I was prepped for a C-Section, but they doctor’s wanted to attempt to slowly induce with pitocin while closely watching Jameson’s heart rate. Labor was induced at 11:00pm on January 5th. Jameson did beautiful and his heart rate never once dropped. 33 hours later Jameson was born at 8:18am, January 7, 2012 weighing 6lb 2 oz.

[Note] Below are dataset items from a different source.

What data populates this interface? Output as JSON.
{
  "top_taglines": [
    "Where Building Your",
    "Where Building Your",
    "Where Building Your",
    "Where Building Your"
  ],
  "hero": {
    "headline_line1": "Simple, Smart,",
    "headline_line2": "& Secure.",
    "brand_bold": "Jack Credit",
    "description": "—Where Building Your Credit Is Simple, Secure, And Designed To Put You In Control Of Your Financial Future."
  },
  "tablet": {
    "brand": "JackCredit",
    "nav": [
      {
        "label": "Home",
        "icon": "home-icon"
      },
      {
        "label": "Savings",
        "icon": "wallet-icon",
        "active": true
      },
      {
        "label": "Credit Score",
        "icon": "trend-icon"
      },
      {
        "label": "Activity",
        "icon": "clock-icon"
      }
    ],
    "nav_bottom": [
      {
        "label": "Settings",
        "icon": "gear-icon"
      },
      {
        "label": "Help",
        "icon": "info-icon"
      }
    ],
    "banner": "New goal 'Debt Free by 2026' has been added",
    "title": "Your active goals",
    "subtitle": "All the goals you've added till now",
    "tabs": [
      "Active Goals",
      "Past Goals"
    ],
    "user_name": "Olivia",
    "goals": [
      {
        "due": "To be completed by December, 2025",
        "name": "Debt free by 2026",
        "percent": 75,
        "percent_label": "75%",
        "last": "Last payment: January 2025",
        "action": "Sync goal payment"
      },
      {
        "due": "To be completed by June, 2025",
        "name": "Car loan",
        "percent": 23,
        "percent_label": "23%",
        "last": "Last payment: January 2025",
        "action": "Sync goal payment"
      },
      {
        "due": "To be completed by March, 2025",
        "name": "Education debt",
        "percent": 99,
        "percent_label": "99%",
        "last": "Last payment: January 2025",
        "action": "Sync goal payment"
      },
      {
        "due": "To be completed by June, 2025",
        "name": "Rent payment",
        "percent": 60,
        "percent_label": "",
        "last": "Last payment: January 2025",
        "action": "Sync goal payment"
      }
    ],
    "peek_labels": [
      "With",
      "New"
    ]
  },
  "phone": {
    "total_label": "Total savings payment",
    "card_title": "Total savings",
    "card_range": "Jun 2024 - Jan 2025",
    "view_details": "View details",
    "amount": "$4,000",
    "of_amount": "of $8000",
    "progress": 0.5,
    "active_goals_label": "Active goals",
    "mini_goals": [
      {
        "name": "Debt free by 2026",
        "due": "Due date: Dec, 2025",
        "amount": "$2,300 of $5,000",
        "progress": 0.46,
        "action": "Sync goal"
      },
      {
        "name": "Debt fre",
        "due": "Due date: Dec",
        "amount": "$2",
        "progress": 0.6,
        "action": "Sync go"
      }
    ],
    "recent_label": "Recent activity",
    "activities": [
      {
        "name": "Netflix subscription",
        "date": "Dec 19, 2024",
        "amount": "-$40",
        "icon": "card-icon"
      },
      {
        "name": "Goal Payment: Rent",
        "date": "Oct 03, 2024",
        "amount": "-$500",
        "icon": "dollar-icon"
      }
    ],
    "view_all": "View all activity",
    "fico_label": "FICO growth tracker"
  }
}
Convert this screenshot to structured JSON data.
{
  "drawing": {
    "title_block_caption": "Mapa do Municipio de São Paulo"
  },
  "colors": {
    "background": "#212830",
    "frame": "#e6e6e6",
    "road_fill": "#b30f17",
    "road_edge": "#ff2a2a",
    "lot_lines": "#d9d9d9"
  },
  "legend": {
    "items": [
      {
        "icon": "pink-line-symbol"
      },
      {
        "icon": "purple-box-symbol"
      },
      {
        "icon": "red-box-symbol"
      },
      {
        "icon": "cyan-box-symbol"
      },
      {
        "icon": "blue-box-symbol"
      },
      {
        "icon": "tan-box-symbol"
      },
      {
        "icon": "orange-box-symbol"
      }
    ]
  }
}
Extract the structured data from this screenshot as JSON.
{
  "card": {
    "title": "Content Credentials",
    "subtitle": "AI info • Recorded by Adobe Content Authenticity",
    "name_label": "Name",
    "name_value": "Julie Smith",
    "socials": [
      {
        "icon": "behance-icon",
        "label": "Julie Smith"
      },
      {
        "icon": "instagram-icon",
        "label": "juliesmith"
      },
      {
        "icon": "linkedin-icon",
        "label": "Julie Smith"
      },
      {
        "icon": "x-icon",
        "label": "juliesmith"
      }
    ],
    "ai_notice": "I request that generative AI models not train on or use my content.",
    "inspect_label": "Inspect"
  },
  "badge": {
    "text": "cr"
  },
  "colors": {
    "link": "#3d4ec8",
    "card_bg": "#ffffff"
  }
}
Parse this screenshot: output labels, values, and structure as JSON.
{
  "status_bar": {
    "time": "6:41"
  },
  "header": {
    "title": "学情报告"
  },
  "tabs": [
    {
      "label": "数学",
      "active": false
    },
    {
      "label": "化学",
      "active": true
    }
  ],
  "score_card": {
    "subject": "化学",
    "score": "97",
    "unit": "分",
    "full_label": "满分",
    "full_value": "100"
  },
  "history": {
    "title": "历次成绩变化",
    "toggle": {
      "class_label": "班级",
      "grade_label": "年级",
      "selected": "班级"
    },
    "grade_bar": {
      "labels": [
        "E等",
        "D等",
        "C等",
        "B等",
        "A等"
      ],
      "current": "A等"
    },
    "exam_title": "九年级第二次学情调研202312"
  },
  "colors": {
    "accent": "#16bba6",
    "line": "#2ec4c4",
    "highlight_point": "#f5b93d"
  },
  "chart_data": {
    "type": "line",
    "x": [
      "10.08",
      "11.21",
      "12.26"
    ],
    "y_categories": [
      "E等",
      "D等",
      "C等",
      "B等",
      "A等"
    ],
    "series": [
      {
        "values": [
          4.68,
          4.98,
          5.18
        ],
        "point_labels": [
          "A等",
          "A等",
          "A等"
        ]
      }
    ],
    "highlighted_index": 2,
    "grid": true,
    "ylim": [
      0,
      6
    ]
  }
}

The next few moments were surreal. I had been in the hospital for 2 days already and people kept asking my husband and I if we were expecting a normal birth – of course we were! What kind of question was this and why did people keep asking?! I watched as a nurse brought another doctor into the room and they whispered in the corner. I could hear Jameson crying, so I knew he was okay. I kept looking at my husband and his face wasn’t revealing anything to me. And then the nurse came over and told me that my baby was fine, but she had to warn me that he had some physical deformations. I heard what she said but I wasn’t really listening. I just nodded – okay, just give me my baby! was all I could think.
As I held my sweet, sweet baby I looked at him. Jameson’s head was misporportioned, so much so that his eyes were bulging out of his head. His thumbs on both of his hands were bent inward toward his body, and his big toes were like this too as well as with some webbing. I just couldn’t understand – did I do this to him, did I break his thumbs during childbirth? His APGAR was a 9; the doctors and nurses immediately said that he didn’t have Down Syndrome – so what was wrong, what happened?
Over the next few days I learned a lot about Jameson and about syndromic craniosyntosis. Because Jameson’s condition is so rare the doctor’s and nurses didn’t really know what to do with us. Jameson was acting like a normal baby, but he obviously has abnormalities, so they were hesitant to let us go home. Jameson had ultra-sounds on his brain, heart, kidney’s and bladder, an EKG, and a 4-point stress test within a few days after he was born. They finally let us go home 3 days after he was born!
My husband and I had spent almost every waking hour researching Jameson’s symptoms trying to figure what it was that he has. We were certain that his coronal cranial sutures were fused, and that the issues with his hands and feet were related. We both think that Jameson has Pfeiffer Syndrome. Pfeiffer Syndrome is a very rare disorder and only 1 in 100,000 children are born with it.